Le sirvieron la segunda botella de cerveza cuando Chichimali llegó, la tercera cuando llegaron sus negritas y la cuarta cuando llegó el devoto fiel. En la quinta botella, él notó que a Chichimali se le encendía el indio, que comenzó a manosear a las negritas pese a la presencia del devoto, para quien todo lo que hacía el mago/brujo era sacro como el orín de un papa. Ahora que él andaba en la sexta botella, las negritas reían felices con los pezones al aire, y Chichimali los lamía o los chupaba, alternadamente, felizmente borracho. Él cabeceaba al ritmo de la música, como mucho más borracho, eternamente más borracho que Chichimali, pues hasta los párpados se le caían haciendo brotar la risa lastimera y al tiempo altanera de las negritas, y el comentario del devoto que se permitió un «está quemado el amigo, don Chichi», a lo que Chichimali respondió «dejalo, es un pendejo».

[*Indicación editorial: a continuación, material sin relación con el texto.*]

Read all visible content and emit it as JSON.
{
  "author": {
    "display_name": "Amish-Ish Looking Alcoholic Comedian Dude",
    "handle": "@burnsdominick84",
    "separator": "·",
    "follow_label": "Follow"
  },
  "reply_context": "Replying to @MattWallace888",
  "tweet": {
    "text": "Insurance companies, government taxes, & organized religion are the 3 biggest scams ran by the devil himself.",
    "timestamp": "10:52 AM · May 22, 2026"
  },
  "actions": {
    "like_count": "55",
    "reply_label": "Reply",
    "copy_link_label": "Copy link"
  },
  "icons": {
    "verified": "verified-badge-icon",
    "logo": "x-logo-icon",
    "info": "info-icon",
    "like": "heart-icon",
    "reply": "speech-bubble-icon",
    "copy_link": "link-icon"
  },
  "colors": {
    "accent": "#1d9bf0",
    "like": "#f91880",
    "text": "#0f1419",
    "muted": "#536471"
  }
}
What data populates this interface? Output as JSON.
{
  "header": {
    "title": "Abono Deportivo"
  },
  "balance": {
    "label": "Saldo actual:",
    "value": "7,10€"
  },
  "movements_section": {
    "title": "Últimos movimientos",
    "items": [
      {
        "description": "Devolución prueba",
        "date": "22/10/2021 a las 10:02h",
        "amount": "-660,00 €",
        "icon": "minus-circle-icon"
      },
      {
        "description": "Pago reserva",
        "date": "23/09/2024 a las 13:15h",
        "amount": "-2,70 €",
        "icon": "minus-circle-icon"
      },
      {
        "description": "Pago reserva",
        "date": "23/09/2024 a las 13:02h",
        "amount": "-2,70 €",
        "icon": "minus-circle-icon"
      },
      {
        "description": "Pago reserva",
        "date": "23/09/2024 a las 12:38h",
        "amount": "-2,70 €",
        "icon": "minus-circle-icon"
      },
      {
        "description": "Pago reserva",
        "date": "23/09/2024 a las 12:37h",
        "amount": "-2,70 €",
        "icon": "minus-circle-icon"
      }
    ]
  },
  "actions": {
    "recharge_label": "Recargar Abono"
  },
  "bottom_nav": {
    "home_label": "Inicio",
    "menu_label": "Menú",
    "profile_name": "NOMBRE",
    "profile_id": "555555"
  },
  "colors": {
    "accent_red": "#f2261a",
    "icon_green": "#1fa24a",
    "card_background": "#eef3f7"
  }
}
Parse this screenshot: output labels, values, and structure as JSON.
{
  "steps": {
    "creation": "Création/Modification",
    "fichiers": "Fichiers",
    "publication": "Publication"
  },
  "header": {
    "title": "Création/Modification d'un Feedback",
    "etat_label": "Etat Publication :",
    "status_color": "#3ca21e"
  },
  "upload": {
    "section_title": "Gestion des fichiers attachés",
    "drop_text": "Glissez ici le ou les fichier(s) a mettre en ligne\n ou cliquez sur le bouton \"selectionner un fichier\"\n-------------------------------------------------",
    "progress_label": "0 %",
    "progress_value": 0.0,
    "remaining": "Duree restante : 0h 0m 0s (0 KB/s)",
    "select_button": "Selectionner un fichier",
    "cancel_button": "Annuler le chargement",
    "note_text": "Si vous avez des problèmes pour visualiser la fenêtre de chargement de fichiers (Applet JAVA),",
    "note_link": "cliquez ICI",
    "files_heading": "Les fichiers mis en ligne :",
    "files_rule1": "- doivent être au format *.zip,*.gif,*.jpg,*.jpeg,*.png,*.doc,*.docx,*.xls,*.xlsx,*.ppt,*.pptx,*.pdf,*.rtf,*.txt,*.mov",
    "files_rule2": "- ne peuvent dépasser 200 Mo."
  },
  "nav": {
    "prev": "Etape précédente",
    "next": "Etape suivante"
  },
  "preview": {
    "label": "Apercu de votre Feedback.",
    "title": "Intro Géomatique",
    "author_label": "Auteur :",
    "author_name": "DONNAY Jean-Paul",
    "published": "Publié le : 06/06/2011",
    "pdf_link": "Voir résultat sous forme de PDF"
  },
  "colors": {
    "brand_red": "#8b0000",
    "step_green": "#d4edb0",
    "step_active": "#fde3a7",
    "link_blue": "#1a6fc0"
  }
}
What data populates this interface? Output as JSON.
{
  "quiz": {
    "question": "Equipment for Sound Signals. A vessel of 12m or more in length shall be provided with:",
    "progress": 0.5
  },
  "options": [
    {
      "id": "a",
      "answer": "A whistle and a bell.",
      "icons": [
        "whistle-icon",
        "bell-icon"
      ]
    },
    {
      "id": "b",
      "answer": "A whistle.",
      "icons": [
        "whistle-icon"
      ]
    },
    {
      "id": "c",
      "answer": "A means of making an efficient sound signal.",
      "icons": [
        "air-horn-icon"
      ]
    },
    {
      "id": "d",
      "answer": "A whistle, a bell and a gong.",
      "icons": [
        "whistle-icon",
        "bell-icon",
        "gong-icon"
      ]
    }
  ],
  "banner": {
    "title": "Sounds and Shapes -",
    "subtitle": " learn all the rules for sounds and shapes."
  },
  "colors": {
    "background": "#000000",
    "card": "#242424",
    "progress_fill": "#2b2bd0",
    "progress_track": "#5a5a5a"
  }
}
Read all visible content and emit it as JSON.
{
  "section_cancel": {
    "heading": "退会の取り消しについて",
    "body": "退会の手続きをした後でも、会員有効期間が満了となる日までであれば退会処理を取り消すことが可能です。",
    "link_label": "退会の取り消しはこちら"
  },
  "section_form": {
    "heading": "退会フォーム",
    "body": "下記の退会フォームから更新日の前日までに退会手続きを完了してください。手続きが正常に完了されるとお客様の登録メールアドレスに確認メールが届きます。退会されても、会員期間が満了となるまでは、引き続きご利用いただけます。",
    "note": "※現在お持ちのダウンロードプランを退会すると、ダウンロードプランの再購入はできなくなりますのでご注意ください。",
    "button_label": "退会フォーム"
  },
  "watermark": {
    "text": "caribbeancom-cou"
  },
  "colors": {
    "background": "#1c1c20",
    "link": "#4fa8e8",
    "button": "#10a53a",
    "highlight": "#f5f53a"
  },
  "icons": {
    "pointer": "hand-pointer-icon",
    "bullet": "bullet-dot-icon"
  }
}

Como un cisne estúpido y con la idiota precisión de la manecilla de un reloj ingresó al local el Sebas. Puso su mano izquierda sobre el hombro del devoto, y cuando éste se volvió con la boca abierta y sonriendo, atravesó en ella el largo puñal. Narcisa, a la izquierda de Chichimali, no pudo ni gritar antes de que el mismo puñal le corte de un tajo la garganta. Carmen era todo gritos cuando se levantó de su silla pensando confusamente en refugiarse detrás del borracho enjoyado, pero al cruzar al lado del Sebas este le enterró el puñal también en la garganta.»Ahora te toca a vos, maricón», dijo el Sebas, mientras que a él le costaba fingir lo que disfrutaba de ver al mago/brujo estar en la situación en la que se encontraba.

Sólo él, enjoyado y pletórico de cerveza, escuchó el estruendo torpe de la mesa que separaba al Sebas del brujo/mago, porque los demás, a excepción de los tres cuerpos encharcados en su propia sangre, habían salido disparados de la chichería, algunos buscando tan solamente escapar, otros pocos buscando también ayuda. Sólo él pudo ver el pánico sereno en total posesión del brujo/mago, y el gesto de su boca dibujando en ese pedacito asfixiante de noche un «no, no, por favor, no, no, por favor», al tiempo que el Sebas demoraba como un cocodrilo en la orilla de un río el momento preciso de hincar su colmillo de acero.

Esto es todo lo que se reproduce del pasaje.